From: Philip Dunn (pscumnud@DIRCON.CO.UK)
Date: Wed Feb 09 2005 - 18:57:56 EST

Quoting Gerald_A_Levy@MSN.COM:

> > Ah Hah! A *joint* production problem.
> Hi Phil:
> Now why didn't I think of that pun?   Pun aside -- I think it is
> (in part) a joint production problem.
> One part of the answer might be to consider it a case of joint
> production where with the same means of production and labour
> power a variety of commodities can be produced.  Thus, when
> the pig is slaughtered there are a wide variety of commodities
> produced both as means of consumption for humans, food for
> other animals, fertilizer, and perhaps even cosmetics (who
> knows what else? -- I'm not sure).  In such an instance, one
> might content that all of these commodities *together* tend
> on average  to sell at their value but that some of these
> commodities are  sold either above or below their value.  (Yes,
> I realize this doesn't fit in well with your perspective.)
> I don't view this, though, as a sufficient answer to the "Paradox
> of Rib Tips".
> That's because the answer also has to take into account the
> special nature of demand for ribs and rib tips in which it is
> customary at (certain kinds of) barbeques to serve both ribs
> and rib tips.  In that case, one should look at the BBQ
> (rather than the earlier activity of slaughtering)  as the specific
> production process in which these two commodities are
> produced.  Again it could be the case that one of these
> commodities (ribs) tends to be sold above its value and the
> other commodity (tips) tends to be sold below its value.
> Yet, one could easily see how this relationship could change
> with a change in *consumer preferences*.  Thus, if more
> consumers demanded tips it might cause the price of tips to
> increase and the price of ribs to decrease.   Clearly,
> instead of looking at the two prices separately one has to
> look at their *relative* prices.
> There is also the question:  to what extent does nature in
> addition to labour power and means of production
> contribute to the price of the ribs and tips?  The pigs
> themselves can't produce value but they are a source
> of wealth and this wealth tends under capitalism to be
> expressed in price.
> For more on this, see the following posts written by
> Matt Forstater and then, again, by Red Kronstandt.
> Both posts were written last July and RK's July post
> is the last post that has been sent to Kapital_Gang on
> this or any other subject.
> So what's your answer?
> In solidarity, Jerry

Hi Jerry 

I think it is entirely a joint production problem.

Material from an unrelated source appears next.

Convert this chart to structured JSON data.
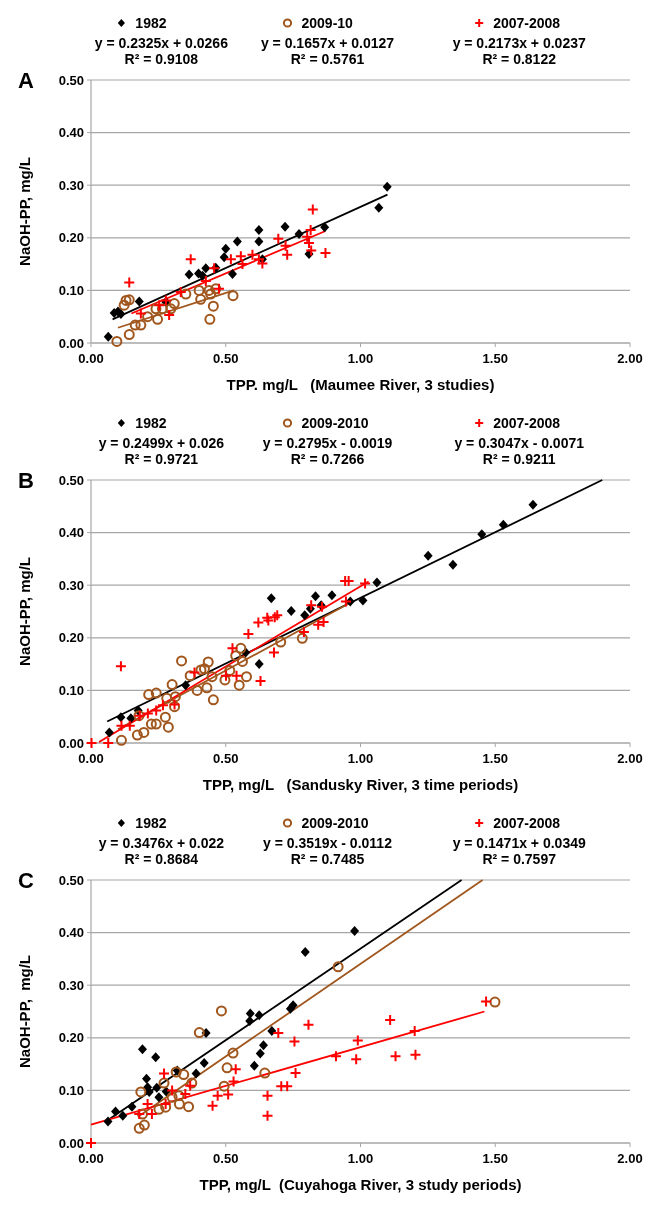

First, suppose that the division of rib and rib tip is held constant in some
sense, some regulation that specifies what a rib tip is and what a rib is.  So
an amount a of rib tip is always produced with an amount b of rib.  That seems
to be a case of rigid joint production.  So there is only one commodity, the
embodied labour value of the rib tip part of the commodity is equal to the
value of the money it sells for, and the same for the rib part.  Costs,
labour-time etc. are then divided between the two parts in proportion to

Second, suppose that the division is variable.  It is then possible for the
butcher to vary the ratio, by weight say, of rib tips and ribs.  Then I think
we have two commodities.  Costs etc would then be allocated by considering how
things change when the division is varied. (vague but one day I will produce
something).  This is the problem of flexible joint production.